There really ought to be no place for racism in 2016. Punish the frat moderately. I just wouldn’t go overboard. There ought to be a price to pay for being a schmuck.
This kind of thing - letting current members graduate then recolonizing - goes on all the time. Phi Delta Theta has a national reputation of being wild / aggressive, without devolving too much into stereotype, let’s just say A E Pi’s national reputation is kind of the antithesis of rowdy and violent. If anything, these are likely nerdy Jewish boys who can’t do much harm.
I grew up with and have seen plenty of nerdy Jewish people who can be plenty racist. I don’t think there needs to be a double standard. I told my father when the kids were little that our kids weren’t going to learn racism and I didn’t want it in my house.
I think this gets into the age-old what-you-say-in-your-house (dorm, room, whatever) and what-you-say-publicly. That’s the crux of a lot of these discussions, like the SAE / Oklahoma chant discussion. In this era when intended-to-be-private emails can, with one click, go viral, and intended-to-be-private activities can, with the wonder of smartphones, be shared with the world, how does that change the game?

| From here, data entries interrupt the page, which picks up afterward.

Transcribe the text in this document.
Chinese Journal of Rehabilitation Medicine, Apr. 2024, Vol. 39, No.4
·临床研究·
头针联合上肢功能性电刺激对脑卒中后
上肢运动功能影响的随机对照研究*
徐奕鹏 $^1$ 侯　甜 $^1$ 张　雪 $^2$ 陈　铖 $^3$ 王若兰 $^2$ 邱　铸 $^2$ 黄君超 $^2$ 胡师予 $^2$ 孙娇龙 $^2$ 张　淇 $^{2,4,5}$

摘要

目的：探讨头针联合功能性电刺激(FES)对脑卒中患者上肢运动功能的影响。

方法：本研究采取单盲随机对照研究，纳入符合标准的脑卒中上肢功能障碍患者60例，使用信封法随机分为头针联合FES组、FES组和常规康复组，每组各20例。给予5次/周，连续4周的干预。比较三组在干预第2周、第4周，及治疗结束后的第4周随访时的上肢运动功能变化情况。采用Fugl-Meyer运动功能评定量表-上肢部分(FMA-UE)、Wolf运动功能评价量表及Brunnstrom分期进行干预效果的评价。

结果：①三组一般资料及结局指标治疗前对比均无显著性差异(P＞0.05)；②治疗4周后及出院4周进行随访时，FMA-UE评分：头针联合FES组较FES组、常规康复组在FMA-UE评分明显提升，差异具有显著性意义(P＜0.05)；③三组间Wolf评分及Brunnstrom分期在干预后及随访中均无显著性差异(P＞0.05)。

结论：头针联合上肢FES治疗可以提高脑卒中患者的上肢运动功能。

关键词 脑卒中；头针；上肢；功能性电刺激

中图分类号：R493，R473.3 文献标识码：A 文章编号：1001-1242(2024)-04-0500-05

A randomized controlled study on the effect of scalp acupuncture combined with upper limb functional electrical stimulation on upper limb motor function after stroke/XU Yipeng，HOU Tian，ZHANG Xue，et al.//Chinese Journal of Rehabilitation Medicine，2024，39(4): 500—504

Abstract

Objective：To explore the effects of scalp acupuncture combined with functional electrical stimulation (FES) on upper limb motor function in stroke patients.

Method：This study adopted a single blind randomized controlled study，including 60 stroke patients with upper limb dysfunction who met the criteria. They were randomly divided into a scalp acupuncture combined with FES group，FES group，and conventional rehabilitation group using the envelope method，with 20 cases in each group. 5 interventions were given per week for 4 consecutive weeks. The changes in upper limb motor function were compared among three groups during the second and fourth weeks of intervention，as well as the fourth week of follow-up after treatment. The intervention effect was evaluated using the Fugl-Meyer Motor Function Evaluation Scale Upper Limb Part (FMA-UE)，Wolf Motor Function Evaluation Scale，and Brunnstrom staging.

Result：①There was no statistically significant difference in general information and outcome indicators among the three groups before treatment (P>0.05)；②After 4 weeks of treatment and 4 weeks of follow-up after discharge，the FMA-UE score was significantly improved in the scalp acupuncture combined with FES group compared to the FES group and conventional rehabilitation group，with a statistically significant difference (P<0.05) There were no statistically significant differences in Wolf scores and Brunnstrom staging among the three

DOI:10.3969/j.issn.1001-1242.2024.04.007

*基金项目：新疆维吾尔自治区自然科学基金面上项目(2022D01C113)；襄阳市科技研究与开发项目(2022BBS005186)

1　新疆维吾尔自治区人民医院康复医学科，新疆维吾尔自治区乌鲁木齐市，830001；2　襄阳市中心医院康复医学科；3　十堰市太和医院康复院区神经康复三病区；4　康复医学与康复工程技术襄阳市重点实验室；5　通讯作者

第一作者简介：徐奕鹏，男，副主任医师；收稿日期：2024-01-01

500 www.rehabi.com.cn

After all, I can say “nerdy Jewish boys” because I am Jewish, married a nerdy Jewish boy and gave birth to another. Could a WASPy frat say that about A E Pi members and would they get the same censure?
Regarding emails and privacy, they aren’t very private in practice due to the underlying technology unless both the sender and receiver use encryption such as PGP.
Without encryption, an email is effectively no different than a postcard sent through the mail as like a postcard, non-encrypted email can be intercepted and easily read on its way to the recipient.
Another thing to keep in mind is that if one’s choice of words/behavior is such that one’s character may be called into serious question such as making blatant racist comments…especially if others within the same “in-group” have questioned and asked that/those individual(s) to reconsider and stop, one shouldn’t be too surprised if those words/behavior…even said in private eventually manifest itself publicly to the point of haunting that individual(s).
Especially considering those who feel comfortable saying such things in private tend to eventually slip up and say them in public and then try downplaying it by saying among other things he/she was trying to be “un-PC”.
One example of this happened just a few days ago on my HS’s online forum where there was a heated discussion about anti-Black racist incidents at Brooklyn Tech and two older White alums…including one Jewish alum who graduated sometime in the '60s made similar type comments which immediately got them called out vociferously not only by younger alums, but also older alums including a few older Jewish alums who were his classmates who expressed extreme disappointment in his attitude considering how much discrimination they themselves suffered back then.